Well that's disappointing. After a lot of thought that the Bank of Japan would preemptively yield to new Prime Minister Shinzo Abe's desire for a 2 percent inflation target, the bank instead today totally punted. Their new policy statement suggests perhaps a long-term goal of 2 percent, but continues to forecast 0.4 percent inflation for 2013 and its 2014 forecast is up to 0.9 percent from a previous level of 0.8 percent.
We've recently seen here in the United States that a central bank can elevate short-term inflation expectations without causing long-term expectations to become unmoored. The BOJ has essentially done the reverse. Not explicitly slapped Abe's proposal down, but ensured that in the short-term nothing will change.

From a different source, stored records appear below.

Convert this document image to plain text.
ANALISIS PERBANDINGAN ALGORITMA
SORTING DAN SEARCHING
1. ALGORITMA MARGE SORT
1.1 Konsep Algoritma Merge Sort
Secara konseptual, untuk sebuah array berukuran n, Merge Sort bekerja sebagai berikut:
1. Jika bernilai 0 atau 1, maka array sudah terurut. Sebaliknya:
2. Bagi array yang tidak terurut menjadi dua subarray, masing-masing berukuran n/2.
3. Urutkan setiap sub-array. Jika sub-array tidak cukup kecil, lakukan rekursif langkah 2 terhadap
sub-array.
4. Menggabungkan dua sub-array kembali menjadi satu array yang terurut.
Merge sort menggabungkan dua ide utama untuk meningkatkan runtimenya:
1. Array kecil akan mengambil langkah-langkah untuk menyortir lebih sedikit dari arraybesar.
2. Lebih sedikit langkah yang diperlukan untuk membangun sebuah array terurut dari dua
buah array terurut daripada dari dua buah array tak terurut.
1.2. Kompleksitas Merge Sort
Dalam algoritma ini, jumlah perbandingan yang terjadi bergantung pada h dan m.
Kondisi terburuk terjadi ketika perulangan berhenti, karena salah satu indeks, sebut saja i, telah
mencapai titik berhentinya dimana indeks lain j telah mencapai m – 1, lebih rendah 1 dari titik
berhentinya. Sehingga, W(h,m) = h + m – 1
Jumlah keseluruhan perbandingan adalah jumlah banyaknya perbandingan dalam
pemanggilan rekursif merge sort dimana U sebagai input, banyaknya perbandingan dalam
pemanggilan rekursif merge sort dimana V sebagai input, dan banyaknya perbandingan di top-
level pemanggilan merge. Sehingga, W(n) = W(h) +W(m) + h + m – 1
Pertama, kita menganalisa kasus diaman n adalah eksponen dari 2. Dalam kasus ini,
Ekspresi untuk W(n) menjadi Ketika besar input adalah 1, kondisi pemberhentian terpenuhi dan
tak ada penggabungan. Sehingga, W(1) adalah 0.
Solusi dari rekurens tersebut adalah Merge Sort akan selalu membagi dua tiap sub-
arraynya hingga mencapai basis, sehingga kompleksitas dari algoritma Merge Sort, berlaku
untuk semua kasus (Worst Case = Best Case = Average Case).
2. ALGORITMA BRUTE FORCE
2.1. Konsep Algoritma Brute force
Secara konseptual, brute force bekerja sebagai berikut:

The yen is rising on the news and the Nikkei is falling, an indication that Abe was right and that blockage of his proposals is bad for the Japanese economy. The forward outlook now hinges less on economics than on Japanese politics, about which I know nothing. Does Abe have the political clout to strong-arm the bank and get his way. Or can the bank take advantage of perennial fractiousness in the Japanese parliament and essentially wait Abe out? Threatening a central bank's independence is essentially an Omar Principle situation—if you come at the king, you'd best not miss. A central bank that decides it wants to make an elected government look bad can easily tank the economy ahead of elections and count on confused voters to blame incumbent elected officials.